Several children’s booksellers hope to launch physical bookstores sometime in 2018, including one of the only ones geared specially to older kids, Flashlight Books in Walnut Creek, Calif. College friends Shoshana Smith and Marian Adducci, who worked together at the Reading Bug in San Carlos, Calif., would like to find a way to drive sales to preteens and teens, an age group that many kids’ stores have trouble reaching. “We know that the money’s in board books and picture books,” said Smith. “We’ll still have storytimes and craft times. Our décor is going to be a little less babyish, while still having a play space.
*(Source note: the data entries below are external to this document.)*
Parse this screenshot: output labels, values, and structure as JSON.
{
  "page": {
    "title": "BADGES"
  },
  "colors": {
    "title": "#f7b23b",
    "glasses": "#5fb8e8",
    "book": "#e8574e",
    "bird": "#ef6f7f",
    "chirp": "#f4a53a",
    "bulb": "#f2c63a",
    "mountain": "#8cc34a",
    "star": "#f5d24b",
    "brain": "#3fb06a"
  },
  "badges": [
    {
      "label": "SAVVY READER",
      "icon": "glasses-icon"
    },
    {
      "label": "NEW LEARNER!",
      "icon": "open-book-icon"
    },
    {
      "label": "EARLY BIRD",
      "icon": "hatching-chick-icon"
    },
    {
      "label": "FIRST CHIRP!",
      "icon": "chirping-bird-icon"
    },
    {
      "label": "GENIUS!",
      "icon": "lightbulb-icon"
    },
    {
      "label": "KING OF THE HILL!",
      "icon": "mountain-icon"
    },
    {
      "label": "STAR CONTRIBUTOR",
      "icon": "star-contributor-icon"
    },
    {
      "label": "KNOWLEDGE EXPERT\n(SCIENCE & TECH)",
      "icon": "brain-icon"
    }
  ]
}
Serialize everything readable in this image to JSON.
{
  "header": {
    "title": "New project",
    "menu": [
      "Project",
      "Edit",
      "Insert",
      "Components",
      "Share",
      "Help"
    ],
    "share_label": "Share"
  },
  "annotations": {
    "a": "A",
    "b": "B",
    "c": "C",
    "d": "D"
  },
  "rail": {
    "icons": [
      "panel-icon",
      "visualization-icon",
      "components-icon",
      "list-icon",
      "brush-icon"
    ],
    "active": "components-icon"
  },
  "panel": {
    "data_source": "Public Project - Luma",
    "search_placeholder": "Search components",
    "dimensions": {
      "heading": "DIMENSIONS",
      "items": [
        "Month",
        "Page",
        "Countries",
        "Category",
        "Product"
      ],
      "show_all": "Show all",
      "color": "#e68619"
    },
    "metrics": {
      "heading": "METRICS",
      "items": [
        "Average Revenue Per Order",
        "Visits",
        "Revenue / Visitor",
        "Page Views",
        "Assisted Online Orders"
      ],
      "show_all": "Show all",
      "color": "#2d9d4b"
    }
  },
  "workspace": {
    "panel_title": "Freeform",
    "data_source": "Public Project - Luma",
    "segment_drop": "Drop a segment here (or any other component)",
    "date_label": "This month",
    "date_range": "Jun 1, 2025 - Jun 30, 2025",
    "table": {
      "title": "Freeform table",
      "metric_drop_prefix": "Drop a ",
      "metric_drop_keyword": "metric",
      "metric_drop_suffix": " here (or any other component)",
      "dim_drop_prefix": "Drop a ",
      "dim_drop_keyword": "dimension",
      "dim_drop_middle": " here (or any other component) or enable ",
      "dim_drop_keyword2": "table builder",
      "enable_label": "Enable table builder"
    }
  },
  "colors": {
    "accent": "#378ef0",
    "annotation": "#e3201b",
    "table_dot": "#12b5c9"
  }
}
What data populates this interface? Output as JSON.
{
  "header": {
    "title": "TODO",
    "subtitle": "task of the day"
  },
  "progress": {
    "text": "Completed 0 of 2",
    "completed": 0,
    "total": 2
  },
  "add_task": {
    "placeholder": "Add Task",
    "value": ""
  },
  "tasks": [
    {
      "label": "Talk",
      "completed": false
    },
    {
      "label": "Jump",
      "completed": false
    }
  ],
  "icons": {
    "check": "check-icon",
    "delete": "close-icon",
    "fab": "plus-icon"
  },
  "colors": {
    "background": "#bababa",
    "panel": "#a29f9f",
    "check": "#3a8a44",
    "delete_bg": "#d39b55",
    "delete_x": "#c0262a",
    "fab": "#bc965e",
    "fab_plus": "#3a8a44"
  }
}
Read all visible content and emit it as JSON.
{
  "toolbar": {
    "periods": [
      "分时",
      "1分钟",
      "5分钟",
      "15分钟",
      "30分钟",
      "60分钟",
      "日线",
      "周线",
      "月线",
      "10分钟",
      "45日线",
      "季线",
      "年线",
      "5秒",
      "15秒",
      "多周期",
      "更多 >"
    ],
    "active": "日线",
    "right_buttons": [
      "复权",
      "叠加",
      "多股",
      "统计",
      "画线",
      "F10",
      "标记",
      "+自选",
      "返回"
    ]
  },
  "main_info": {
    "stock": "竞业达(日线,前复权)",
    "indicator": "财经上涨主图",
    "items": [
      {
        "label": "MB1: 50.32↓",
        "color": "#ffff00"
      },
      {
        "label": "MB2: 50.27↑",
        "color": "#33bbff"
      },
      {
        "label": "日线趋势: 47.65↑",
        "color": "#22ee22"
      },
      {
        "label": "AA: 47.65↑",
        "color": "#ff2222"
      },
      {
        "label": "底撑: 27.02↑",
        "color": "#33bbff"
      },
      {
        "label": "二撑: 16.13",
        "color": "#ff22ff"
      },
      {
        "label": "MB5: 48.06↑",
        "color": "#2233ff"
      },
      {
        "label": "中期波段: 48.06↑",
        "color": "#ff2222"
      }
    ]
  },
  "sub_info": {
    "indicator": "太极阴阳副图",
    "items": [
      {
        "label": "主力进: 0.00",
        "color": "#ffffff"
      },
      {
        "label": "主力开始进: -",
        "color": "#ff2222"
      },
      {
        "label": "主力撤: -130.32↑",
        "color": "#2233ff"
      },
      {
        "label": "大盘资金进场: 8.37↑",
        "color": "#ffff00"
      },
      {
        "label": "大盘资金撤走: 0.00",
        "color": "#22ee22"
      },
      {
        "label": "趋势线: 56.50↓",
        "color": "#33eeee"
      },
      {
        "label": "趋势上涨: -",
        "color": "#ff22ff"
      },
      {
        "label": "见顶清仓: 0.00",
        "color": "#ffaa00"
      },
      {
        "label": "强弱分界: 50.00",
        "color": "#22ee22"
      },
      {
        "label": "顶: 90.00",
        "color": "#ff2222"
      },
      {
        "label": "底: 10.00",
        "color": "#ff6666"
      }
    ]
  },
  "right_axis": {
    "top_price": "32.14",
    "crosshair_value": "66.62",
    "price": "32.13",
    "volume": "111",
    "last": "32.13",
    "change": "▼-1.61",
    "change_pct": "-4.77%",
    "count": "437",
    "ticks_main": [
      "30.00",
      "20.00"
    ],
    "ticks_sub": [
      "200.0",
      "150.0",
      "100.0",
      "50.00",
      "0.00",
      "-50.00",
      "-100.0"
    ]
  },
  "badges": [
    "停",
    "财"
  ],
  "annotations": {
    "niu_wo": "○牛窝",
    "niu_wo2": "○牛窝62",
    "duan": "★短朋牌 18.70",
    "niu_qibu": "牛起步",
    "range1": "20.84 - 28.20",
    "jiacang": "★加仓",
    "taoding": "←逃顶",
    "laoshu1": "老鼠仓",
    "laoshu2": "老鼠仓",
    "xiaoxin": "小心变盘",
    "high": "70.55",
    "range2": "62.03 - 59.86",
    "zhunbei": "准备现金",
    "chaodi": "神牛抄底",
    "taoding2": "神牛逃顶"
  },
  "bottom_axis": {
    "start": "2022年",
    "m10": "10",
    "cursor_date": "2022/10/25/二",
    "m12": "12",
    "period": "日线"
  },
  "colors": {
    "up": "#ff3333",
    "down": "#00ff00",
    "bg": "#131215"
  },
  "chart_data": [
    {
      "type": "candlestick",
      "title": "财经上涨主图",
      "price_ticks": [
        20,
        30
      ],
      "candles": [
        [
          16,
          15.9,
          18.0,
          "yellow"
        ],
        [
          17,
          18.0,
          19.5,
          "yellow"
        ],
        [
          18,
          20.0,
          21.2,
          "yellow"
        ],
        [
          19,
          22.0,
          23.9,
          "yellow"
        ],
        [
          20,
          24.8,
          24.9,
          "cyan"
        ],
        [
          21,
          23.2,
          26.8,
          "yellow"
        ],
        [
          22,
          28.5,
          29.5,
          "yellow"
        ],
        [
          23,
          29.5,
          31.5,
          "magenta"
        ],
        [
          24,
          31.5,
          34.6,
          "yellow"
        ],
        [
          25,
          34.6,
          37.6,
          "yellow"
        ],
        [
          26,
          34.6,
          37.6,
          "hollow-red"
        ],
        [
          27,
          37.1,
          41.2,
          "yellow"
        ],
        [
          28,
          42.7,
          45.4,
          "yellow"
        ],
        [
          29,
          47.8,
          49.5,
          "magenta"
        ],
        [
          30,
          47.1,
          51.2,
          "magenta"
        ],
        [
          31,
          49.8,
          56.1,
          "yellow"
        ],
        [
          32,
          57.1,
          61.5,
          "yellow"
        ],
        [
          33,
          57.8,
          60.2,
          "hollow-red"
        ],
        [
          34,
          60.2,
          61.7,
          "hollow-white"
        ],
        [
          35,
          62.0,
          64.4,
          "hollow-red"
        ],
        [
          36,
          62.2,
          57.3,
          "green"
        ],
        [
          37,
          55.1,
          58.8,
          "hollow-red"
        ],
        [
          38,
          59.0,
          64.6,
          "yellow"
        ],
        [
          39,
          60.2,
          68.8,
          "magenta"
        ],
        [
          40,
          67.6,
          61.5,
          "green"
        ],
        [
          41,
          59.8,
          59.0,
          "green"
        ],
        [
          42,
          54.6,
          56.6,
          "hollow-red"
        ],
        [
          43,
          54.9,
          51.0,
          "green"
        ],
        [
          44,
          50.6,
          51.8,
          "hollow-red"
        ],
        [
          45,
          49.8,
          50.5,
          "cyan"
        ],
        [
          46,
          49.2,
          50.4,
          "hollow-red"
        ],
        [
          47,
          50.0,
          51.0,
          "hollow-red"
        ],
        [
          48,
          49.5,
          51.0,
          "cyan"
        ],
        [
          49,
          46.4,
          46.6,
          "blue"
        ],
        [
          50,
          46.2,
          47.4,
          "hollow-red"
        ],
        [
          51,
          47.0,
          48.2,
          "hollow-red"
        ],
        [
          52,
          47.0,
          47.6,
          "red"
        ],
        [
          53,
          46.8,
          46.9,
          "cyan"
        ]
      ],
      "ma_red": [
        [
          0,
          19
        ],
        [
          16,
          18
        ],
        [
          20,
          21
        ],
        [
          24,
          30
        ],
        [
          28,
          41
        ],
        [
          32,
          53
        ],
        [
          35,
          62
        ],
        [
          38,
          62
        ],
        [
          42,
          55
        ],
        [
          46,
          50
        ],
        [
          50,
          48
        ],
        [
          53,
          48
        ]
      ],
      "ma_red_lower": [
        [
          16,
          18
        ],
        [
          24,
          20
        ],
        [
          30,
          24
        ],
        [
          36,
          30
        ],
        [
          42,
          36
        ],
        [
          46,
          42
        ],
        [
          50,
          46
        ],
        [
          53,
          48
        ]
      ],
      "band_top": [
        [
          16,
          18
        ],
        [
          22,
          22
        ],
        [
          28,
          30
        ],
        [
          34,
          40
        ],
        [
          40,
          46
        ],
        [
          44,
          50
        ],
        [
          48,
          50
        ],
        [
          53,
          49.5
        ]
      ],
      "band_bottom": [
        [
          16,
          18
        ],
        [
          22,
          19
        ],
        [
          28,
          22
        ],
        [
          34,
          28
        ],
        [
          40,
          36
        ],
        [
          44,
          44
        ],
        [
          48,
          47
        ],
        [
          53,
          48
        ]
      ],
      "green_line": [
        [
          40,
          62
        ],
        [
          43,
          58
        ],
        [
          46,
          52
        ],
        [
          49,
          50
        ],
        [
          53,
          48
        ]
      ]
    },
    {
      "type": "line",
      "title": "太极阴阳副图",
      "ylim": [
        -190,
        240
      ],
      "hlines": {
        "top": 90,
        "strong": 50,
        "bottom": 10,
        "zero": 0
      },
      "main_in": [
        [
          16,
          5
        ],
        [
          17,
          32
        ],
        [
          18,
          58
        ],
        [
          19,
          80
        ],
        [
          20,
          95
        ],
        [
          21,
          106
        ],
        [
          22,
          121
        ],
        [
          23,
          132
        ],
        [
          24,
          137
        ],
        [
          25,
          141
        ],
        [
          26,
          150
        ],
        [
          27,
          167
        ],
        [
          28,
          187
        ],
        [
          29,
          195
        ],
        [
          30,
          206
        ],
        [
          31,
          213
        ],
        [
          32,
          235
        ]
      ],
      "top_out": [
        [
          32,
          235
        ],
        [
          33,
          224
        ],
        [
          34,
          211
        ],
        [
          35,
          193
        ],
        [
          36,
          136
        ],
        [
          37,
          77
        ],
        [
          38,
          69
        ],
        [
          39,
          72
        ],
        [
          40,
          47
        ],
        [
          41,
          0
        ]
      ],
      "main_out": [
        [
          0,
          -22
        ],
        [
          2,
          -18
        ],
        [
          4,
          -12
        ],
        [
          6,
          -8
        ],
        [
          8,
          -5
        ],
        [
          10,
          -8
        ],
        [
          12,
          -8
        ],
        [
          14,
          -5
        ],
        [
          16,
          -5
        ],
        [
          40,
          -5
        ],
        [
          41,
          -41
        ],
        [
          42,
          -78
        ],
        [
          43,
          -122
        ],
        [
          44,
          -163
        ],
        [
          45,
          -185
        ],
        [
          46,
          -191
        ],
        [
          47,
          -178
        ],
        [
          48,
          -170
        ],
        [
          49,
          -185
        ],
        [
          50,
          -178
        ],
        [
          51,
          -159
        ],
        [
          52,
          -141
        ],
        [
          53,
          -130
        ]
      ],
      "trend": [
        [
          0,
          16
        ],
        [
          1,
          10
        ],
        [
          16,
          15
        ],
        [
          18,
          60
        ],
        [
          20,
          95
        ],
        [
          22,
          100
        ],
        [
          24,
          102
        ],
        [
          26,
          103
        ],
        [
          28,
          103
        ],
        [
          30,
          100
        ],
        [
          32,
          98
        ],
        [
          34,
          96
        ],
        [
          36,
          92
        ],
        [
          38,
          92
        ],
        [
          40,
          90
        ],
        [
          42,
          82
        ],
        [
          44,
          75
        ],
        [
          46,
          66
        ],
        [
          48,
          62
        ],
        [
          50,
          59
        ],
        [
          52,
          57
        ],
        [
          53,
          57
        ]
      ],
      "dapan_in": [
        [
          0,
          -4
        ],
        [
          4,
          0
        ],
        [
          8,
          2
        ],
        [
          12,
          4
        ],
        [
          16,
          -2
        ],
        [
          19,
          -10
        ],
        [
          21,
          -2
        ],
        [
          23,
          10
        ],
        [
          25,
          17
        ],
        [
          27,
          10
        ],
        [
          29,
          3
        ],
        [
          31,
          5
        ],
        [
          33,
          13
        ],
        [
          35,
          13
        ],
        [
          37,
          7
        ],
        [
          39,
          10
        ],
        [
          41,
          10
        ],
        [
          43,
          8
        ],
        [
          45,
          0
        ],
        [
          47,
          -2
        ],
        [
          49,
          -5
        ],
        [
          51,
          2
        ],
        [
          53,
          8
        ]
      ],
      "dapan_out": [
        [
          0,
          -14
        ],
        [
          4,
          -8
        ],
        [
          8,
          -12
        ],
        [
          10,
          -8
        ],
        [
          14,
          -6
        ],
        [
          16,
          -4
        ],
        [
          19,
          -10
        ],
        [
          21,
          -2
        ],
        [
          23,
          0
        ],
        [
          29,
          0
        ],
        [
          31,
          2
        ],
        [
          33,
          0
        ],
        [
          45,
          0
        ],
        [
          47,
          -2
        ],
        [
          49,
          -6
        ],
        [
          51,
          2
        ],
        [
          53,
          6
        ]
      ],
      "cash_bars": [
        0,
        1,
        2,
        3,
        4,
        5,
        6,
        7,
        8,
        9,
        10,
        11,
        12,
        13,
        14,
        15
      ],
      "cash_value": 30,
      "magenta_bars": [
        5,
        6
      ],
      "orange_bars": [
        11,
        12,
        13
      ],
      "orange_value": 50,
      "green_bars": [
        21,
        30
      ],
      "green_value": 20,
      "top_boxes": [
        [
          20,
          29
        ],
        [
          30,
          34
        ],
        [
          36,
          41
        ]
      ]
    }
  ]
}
We want to host tutoring sessions and get teachers to work with us. We want to host open mic nights. That’s our dream.”

An Indiegogo fundraiser last spring netted just over $14,000 toward Smith and Adducci’s fundraising goal of $50,000 for renting and stocking a 2,000 sq. ft. store. But they are planning to go ahead with their idea for a children’s store that integrates used, new, and remainder books. They are considering a second fundraiser coupled with a loan and hope to find a space by next spring.

Lorielle Hollaway is also looking for a space to open Cultured Books in St. Petersburg, Fla.’s historic 22nd Street South District, once the city’s main black street. She was inspired to start the bookstore after taking a class at Hillsborough Community College on public speaking and anthropology with a teacher who wanted students to be part of their communities. It was then that Hollaway realized that she wanted to “better shape the world through picture books.” Her tag line for the store is: “Fostering a reading culture by exposing children to the world; through art, music, and picture books!”

Maureen McDole, founder of Keep St. Pete Lit, has been acting as a mentor to Hollaway, who has opened a succession of pop-up shops this fall, beginning with one in late October at the Soul on the Deuces Street Festival in St. Petersburg, while she looks for a permanent location. For Indies First/Small Business Saturday, Hollaway ran a pop-up shop at The Well, which is located in her desired location of 22nd Street South. Poet Useni Eugene Perkins and Bryan Collier’s Hey Black Child (Little, Brown) was her bestselling book. Hollaway’s young daughters, Nadia and Ava, help her decide what books to source.

That former booksellers, educators, and home school mothers are opening new children’s specialty stores is not only a good thing for the book business as a whole, but for the next generation of readers. As Cover to Cover’s new owner Melia Wolfe noted when asked why she wanted to have a children’s bookstore, “My goal is to inspire children to become lifetime readers.”